# Environments

The environments used in this repository follows mostly an extension of the typical OpenAI Gym API, except for a few differences:
+ All environments are subclasses of `EnvBase` defined in [`./abc.py`](./abc.py), which supports a bit more functionalities than the Gym API:
  + `env.reset()` returns `(observation, info)`
  + `info` returned by `env.reset()` and `env.step()` follow `EnvBase.Info`
  + Explicit observation format choices (must be images), defined in `EnvBase.ObsOutputKind`
  + Various properties (e.g., `action_repeat`, `batch_shape`) and auxiliary methods.
+ We generally use environments that automatically resets (i.e., resetting when done), because in planning the last observation is useless. However, that observation is still useful for fitting the model. We represent such environments via the base class [`AutoResetEnvBase`](./abc.py), which extends `EnvBase` and handles such intricacies.
  + `AutoResetEnvBase` generally only needs the first `.reset()` call. Afterwards, if a `.step(...)` leads to `done=True`, an internal `.reset()` is automatically performed, returning the first observation of the new trajectory.
  + [`utils.make_batched_auto_reset_env(...)`](./utils.py#L20) is a helper for creating (possibly batched) `AutoResetEnvBase` instances.
  + `AutoResetEnvBase` instances yield info objects that follow `AutoResetEnvBase.Info`, which extends `EnvBase.Info` by including the last observation before resetting. This is helpful when filling in replay buffers.

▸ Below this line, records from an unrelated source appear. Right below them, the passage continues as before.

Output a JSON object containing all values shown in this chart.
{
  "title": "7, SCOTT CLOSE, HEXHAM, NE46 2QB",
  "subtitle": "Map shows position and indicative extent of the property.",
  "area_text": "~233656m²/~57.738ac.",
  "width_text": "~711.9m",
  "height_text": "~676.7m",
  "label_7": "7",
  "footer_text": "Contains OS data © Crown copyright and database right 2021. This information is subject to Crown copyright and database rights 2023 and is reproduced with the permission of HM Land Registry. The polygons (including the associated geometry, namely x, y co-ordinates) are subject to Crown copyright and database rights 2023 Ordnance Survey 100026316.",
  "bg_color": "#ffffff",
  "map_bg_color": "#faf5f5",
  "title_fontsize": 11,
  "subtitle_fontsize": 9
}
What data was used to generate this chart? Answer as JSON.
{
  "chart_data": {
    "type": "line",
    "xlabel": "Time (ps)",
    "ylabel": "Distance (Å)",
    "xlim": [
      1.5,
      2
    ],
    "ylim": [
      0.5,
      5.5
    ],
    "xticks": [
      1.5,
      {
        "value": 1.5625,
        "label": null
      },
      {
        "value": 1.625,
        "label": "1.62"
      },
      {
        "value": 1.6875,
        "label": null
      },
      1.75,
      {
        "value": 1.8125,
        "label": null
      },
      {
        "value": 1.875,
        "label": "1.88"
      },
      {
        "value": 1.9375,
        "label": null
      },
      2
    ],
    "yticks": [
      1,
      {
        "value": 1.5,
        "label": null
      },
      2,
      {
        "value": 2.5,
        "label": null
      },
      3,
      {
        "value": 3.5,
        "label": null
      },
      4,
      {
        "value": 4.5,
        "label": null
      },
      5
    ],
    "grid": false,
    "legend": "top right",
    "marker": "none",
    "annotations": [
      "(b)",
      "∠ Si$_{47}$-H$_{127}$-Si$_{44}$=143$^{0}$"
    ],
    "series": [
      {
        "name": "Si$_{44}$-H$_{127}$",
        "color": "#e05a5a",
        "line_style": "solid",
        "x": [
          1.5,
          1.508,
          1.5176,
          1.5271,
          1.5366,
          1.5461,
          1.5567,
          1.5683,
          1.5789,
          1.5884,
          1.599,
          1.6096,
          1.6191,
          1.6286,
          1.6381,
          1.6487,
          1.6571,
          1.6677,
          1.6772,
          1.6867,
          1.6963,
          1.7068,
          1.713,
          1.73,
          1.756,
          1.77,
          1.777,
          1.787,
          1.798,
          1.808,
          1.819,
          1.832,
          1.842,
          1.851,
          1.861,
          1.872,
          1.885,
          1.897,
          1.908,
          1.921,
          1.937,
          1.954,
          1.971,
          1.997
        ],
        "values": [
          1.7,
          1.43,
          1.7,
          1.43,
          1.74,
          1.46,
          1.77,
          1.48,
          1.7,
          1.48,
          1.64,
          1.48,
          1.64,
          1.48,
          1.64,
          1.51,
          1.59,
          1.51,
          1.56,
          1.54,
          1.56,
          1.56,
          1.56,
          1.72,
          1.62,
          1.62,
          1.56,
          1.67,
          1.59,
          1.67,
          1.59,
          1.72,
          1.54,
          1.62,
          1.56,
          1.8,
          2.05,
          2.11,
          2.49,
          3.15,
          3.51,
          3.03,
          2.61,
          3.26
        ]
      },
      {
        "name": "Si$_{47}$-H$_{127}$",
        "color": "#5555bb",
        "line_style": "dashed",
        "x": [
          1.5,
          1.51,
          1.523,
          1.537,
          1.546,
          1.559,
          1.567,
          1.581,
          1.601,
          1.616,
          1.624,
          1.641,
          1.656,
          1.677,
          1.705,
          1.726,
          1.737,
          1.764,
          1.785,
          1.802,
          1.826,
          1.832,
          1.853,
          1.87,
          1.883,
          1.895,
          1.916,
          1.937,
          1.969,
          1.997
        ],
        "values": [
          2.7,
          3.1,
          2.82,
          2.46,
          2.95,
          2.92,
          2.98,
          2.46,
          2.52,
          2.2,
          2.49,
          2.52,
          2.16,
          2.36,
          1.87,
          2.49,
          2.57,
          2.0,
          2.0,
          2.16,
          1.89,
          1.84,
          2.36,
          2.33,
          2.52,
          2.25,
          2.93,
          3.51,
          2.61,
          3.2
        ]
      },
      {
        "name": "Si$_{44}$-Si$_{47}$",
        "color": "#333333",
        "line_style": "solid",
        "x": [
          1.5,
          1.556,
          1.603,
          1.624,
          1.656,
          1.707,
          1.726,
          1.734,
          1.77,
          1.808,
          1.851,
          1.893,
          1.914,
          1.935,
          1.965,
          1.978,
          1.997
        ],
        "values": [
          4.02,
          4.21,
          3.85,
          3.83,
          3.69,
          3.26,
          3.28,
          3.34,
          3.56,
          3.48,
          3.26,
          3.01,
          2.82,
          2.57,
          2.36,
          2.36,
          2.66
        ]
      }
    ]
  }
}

Environments are created in [`EnvKind.create(...)`](./__init__.py#L22), which uses the specified environment kind to call into specific creation functions.

## Interacting with Environments

There are generally two modes of interaction:
1. Random actor (for prefilling replay buffers)
2. Learned actor + exploration noise (for most of training)

We use a unified interface to implement both strategies at [`./interaction.py`](./interaction.py). Generally, the entry points are [`env_interact_random_actor`](./interaction.py#L195) and [`env_interact_with_model`](./interaction.py#L283) which instantiates generators of [`EnvInteractData`](./interaction.py#L52), a named tuple that contains all necessary information about a step taken. Futhermore, they are implemented as applying two different [`Interactor`](./interaction.py#L102) classes to the same base interaction function [`env_interact`](./interaction.py#L116). Thus new interaction modes can be easily added by simply defining new [`Interactor`](./interaction.py#L102) classes.

Interested readers can read the source file for more details.